What she and other activists were after was not just more funds for breast cancer research. They also wanted a voice in how those funds were spent: "We wanted to participate in the research dialogue," she said in a recent interview.

By the end of the decade, the advocacy movement had made definite progress in that direction. Advocates have won new seats on research planning and review groups, including the National Cancer Institute’s agenda-setting Progress Review Groups and the American Cancer Society’s grant application review committees.

In 1995, the Department of Defense cancer research programs began to include advocates as voting members of its review panels. The U.S. Food and Drug Administration brought advocates onto its cancer drug advisory committee in 1995 and made them voting members in 1998. In 2000, the Susan G. Komen Breast Cancer Research Foundation increased the number of advocates on its review panels from seven to 24 and started including advocate scores in the overall ratings of grant applications.

"Organizations are now reaching out to advocates as opposed to the advocates beating on the door," said Michael Katz of the International Myeloma Foundation. "There’s been an explosion of demand for advocates."

But that does not mean the challenges are over, according to advocates and researchers who met in September at NCI’s Cancer Advocates in Research workshop in Rockville, Md. In fact, one challenge stems directly from success. The movement has evolved, say leading advocates, to the point where it requires infrastructure—processes to guide and support lay people in the research organizations that are beginning to accept their presence.

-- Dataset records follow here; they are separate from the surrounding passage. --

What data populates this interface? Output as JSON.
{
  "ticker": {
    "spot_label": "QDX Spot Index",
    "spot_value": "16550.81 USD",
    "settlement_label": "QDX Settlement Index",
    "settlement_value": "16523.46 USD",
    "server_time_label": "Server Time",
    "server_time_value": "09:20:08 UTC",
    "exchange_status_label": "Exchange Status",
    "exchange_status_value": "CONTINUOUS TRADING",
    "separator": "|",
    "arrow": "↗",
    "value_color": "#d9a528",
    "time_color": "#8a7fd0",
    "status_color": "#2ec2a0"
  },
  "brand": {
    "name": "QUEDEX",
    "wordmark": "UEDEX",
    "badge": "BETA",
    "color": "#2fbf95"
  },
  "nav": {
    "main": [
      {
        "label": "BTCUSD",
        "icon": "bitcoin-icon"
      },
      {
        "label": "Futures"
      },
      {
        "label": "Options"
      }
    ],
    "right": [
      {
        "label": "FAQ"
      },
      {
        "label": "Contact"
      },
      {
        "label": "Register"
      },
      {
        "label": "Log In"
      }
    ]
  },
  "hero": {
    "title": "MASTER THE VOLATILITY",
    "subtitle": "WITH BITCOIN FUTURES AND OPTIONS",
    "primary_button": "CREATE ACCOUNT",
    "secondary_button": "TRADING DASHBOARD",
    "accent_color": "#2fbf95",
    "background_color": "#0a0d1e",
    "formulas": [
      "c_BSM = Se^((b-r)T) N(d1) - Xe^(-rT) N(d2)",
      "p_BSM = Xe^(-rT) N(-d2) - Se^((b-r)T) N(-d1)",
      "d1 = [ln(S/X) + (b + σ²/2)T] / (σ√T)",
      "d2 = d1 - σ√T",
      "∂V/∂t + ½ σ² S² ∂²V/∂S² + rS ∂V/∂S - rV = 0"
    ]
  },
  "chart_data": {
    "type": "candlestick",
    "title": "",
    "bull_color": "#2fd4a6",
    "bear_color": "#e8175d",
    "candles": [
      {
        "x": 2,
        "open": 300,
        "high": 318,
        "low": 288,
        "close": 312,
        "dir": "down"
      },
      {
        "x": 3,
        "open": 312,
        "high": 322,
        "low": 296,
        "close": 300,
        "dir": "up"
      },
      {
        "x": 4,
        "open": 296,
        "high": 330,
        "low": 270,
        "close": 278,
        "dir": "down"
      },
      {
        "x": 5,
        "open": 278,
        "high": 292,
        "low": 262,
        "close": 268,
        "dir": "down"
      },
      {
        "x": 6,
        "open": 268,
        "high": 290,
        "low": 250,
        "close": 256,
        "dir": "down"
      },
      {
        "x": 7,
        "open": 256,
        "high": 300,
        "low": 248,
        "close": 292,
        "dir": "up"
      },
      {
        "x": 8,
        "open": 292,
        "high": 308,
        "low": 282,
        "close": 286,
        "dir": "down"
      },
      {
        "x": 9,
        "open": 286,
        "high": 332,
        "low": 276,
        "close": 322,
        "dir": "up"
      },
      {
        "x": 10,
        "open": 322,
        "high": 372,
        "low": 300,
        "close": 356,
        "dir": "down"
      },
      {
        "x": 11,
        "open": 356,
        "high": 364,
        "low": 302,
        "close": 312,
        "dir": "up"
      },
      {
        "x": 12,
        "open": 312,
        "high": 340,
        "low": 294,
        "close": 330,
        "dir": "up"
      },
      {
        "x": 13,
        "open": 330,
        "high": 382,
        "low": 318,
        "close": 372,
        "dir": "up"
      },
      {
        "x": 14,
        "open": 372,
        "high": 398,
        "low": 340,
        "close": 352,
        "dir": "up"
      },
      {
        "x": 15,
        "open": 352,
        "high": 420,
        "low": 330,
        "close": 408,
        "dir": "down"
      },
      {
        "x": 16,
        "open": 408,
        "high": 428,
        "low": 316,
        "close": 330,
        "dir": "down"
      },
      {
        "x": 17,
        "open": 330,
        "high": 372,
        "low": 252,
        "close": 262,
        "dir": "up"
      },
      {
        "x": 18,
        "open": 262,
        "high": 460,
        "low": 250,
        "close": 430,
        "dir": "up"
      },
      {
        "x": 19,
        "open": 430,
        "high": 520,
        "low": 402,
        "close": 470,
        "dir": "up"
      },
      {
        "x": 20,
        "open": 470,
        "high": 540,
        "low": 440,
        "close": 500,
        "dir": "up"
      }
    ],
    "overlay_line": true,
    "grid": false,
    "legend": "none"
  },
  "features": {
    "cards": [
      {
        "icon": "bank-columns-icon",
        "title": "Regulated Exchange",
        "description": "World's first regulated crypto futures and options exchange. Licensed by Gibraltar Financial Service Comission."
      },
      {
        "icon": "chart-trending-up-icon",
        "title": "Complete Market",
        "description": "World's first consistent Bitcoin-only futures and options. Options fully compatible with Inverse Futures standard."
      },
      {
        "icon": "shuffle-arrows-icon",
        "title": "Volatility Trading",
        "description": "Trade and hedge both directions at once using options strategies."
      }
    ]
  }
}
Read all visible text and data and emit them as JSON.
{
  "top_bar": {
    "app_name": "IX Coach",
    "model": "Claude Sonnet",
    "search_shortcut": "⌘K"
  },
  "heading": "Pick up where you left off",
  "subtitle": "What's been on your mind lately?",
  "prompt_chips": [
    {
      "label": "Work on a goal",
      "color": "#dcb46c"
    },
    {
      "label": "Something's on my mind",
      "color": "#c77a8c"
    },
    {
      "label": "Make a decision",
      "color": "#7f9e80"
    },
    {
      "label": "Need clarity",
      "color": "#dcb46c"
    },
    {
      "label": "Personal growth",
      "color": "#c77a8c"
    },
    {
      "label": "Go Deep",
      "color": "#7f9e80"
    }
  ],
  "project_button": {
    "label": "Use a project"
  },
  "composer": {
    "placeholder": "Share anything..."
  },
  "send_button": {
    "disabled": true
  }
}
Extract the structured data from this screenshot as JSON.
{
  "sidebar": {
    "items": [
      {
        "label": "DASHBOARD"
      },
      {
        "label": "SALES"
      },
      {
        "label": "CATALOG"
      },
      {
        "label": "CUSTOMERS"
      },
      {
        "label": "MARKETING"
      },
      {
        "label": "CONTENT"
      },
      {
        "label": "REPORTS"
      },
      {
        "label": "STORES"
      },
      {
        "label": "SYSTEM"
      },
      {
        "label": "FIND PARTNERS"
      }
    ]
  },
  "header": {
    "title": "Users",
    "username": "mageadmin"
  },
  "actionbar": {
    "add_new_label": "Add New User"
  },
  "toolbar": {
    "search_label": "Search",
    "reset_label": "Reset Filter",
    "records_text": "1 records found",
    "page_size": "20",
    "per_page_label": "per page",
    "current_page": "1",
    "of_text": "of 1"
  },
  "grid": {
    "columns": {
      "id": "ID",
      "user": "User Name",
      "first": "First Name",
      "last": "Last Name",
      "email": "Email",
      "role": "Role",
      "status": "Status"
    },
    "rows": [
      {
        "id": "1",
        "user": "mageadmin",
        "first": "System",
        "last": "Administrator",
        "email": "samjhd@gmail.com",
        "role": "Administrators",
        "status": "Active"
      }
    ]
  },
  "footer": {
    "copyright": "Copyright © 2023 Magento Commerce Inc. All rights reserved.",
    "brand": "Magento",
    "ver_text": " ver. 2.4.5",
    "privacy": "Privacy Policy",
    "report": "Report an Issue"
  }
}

"Now that we’re winning seats at the table, the question is how to use these seats to best advantage," said Yvonne Andejeski, M.D., program director of NCI’s Liaison Activities, whose office organized the workshop.

Defining Roles

One of the most pressing needs, according to both advocates and researchers, is to clarify the roles and responsibilities of advocates in research organizations. This theme emerged clearly at the workshop as well as in a series of interviews that NCI conducted in early 2000 with both advocates and researchers at the institute.

"Over and over again, we heard that there was confusion and concern about advocate roles," said Andejeski, who is leading the effort to create an infrastructure for advocate participation at NCI. Dubbed CARRA, for Consumer Advocates in Research and Related Activities, the new system is now taking shape, based on the surveys and on recommendations that emerged from the September workshop.

Much of the discussion at this meeting focused on the issue of roles: Should advocates try to evaluate the design of a clinical trial in a grant application? Are they expected to make judgments on the methodology of a proposed laboratory study? The answer from many advocates is that their principal role on research committees is not to assess the science directly—though some do—but to contribute a patient’s, family member’s, or research participant’s perspective.

That perspective can make a difference in several ways. It can, for instance, remind scientists that proposed research has to have relevance for cancer, said David Ringer, a program director at ACS. "Even though it’s great science, it may not have a clear path to an outcome relevant to cancer patients."

ACS asks its stakeholders, as it calls the patient advocates on its review panels, to ensure that a full discussion of cancer relevance is part of each grant review. This includes basic science studies, which, Ringer emphasized, can meet this standard as well as clinical studies.

The patient perspective can also influence a study’s design. Collyar told of a trial in which the investigators proposed that patients undergo endometrial biopsies every 3 months. "The advocates on the committee said that if they wanted to get patients to enroll in the study, it would be better to do biopsies less frequently," said Collyar.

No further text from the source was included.